508とはずがたり:2012/12/15(土) 16:51:43

 TPPの正確な名称は「環太平洋戦略的経済連携協定」。貿易でぶつかる品目がほとんどないシンガポール、ブルネイ、ニュージーランド、チリが細々と始めた局部的な経済ブロックだった。そんなローカルな動きに米国が目を付けて乗り出した。リーマンショックで傷ついた経済を立て直すには、貿易で稼ぐことが欠かせない。発展するアジア市場に乗り込んで「太平洋国家」として再出発しようという国家戦略だ。中国や、ASEAN(東南アジア諸国連合)が警戒する中、当面の狙いは日本の引き込みだ。

 2月7日から米国による事前審査が始まった。いわば「入会試験」である。TPP交渉は9ヵ国で始まっている。すでにブルネイ、シンガポール、ベトナム、マレーシア、チリ、アルゼンチンの6ヵ国は「受け入れ」を表明している。最大の関門が米国だ。

 窓口は対外経済交渉を担当するUSTR(米通商交渉代表部)。米国の業界を代弁して強硬な対日要求を掲げる交渉の専門機関だ。

「言いがかり」のような「自動車輸入枠」を掲げたのは、全米自動車政策会議(AAPC)という業界のロビー団体が背後で動いているからだ。野田政権はTPPに入りたい。反対の世論を抑えるには「コメ」を例外扱いにしてもらいたい。そんな日本の事情を見込んで「自動車」を盛り込んだ。「コメは大目に見るから自動車の輸入枠を認めろ」という圧力である。

30年前の輸出自主規制を
日本側が飲んだ理由

「30年前の体験が蘇るような気分だ。あの時日本は、輸出枠を飲まされた。今度は輸入枠。いかにも米国らしいやり方です」

 通産(現経済産業省)官僚のOBは呆れながらいう。日本は1981年、米国に輸出する自動車の台数を168万台とする「自主規制枠」を決めさせられた。通産省とUSTRが交渉して「輸出枠」が決まり、通産省が自動車会社ごとに輸出台数を割り振る、ということで米国の要求に屈した。

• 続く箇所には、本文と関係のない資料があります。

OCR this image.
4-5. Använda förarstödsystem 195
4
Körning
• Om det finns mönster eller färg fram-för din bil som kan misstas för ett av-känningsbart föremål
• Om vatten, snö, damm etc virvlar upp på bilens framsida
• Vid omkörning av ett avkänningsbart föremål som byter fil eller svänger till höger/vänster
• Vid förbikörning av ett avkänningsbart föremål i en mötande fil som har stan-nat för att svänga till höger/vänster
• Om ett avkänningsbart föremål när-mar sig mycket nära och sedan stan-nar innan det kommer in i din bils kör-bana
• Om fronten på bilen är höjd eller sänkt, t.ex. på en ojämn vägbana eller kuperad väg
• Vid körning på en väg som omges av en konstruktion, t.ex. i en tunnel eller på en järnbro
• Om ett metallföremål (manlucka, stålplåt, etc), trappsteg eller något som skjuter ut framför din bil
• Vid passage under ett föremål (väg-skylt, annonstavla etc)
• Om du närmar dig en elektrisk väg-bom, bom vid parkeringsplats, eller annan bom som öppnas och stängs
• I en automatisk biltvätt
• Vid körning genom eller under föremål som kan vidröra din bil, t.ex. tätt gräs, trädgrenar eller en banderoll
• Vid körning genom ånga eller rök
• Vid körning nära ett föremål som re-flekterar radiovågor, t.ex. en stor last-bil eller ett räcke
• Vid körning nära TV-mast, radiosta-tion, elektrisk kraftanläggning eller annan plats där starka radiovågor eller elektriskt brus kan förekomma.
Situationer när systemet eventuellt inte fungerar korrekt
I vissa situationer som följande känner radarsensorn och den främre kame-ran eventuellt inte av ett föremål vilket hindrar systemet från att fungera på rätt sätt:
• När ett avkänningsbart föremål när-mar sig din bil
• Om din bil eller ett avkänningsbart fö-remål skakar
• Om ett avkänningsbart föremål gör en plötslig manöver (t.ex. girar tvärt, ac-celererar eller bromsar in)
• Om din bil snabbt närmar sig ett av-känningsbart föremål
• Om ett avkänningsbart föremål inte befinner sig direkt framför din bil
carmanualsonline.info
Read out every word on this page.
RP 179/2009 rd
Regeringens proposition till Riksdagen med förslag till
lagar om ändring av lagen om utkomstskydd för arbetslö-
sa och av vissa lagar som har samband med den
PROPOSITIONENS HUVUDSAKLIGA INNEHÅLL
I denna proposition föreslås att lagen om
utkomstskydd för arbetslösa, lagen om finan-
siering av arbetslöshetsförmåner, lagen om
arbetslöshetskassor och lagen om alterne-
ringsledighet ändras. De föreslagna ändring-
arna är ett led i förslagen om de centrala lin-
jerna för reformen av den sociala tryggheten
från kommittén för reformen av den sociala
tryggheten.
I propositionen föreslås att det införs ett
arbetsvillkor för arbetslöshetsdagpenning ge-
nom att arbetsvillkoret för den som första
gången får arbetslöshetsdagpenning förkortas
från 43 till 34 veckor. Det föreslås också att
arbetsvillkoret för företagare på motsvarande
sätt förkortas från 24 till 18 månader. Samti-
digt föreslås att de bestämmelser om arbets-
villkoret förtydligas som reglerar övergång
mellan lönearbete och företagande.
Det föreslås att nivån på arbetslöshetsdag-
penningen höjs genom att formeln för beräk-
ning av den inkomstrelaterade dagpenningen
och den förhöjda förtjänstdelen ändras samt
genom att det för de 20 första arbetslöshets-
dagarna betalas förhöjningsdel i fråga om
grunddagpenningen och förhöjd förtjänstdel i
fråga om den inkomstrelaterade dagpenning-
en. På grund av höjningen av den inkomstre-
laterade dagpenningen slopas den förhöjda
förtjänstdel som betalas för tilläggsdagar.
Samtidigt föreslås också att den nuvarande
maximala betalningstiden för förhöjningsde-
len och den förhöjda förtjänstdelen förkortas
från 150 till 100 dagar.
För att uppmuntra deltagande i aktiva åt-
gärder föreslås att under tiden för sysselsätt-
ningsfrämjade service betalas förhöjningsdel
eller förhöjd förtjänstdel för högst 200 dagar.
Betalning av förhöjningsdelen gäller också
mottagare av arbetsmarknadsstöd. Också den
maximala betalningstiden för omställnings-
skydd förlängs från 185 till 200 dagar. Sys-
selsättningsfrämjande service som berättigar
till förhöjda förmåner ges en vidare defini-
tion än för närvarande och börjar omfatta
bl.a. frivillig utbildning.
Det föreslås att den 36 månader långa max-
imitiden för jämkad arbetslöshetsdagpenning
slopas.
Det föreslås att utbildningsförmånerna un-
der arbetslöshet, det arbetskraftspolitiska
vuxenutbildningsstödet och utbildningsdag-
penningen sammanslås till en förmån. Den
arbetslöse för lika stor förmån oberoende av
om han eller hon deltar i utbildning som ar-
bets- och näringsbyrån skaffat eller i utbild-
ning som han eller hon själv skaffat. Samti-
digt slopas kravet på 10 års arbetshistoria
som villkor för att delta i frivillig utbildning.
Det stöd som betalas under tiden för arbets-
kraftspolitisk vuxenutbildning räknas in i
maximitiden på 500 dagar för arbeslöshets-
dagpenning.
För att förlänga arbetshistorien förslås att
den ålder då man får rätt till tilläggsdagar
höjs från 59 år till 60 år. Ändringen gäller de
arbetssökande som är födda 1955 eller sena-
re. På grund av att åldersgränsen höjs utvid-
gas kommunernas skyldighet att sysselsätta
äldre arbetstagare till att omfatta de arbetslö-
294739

 そのころ米国では小型車ブームが起きていた。イラン革命が起こるなど中東でイスラム勢力が強まり、米国の石油支配が崩れ、石油価格は高騰した。一方で排気ガスなど環境問題が深刻化し、ガソリンをがぶ飲みする大型車は敬遠された。品質と燃費がいい日本車が快走していた。

 GMを筆頭とするビッグ3はシェアを奪われ、経営者は政府に支援を求め、労働組合は「雇用を奪う」と日本車をハンマーで叩き潰す過激なキャンペーンを展開した。

 自国製品を守るなら、輸入品に高い関税を課したり、メーカーに補助金を出すなど政府の責任で対策を採るのが普通のやり方だ。米国はそうせず、日本の政府に「自主規制」をさせた。当時も、米国は「自由貿易」の旗手で、他国に市場開放を迫っていた。そのご本尊が、特定品目に高い関税を掛けたり、業界を補助金で護るのは都合が悪かった。「保護主義」という言葉は、米国が他国に浴びせる常套句だった。

 どう見ても、強い製品を持っている国が自主規制する、というのは異常である。しかも「強いられた自主規制」である。

 それを飲んだ日本側にも事情があった。第1は、米国に盾突けない従属国であること。第2は、輸出枠を握ることで業界への支配力を高めたい通産省の思惑、第3は輸出シェアを固定する「カルテル」を歓迎するメーカーが日本にあったことだ。

 自動車業界が強くなり官民の力関係が変わり、特にトヨタ自動車は通産省の言うことを聞かなくなっていた。天下りを排除する動きさえ出ていた。ドル箱の米国輸出を役所が握ることは、通産省の力を増すことにつながる。

 業界では「日産の退潮」が始まっていた。トヨタに完敗し、米国でホンダの追撃にあっていた。「自主規制」を受け入れた時の日本自動車工業会会長は、日産の石原俊社長だった。米国での販売数を固定することは「衰え目立つ日産」に都合が良かった。シェアを維持しようと安売りすれば、利益は減る。国内はトヨタに対抗して無理な販売を続け大赤字になっていた。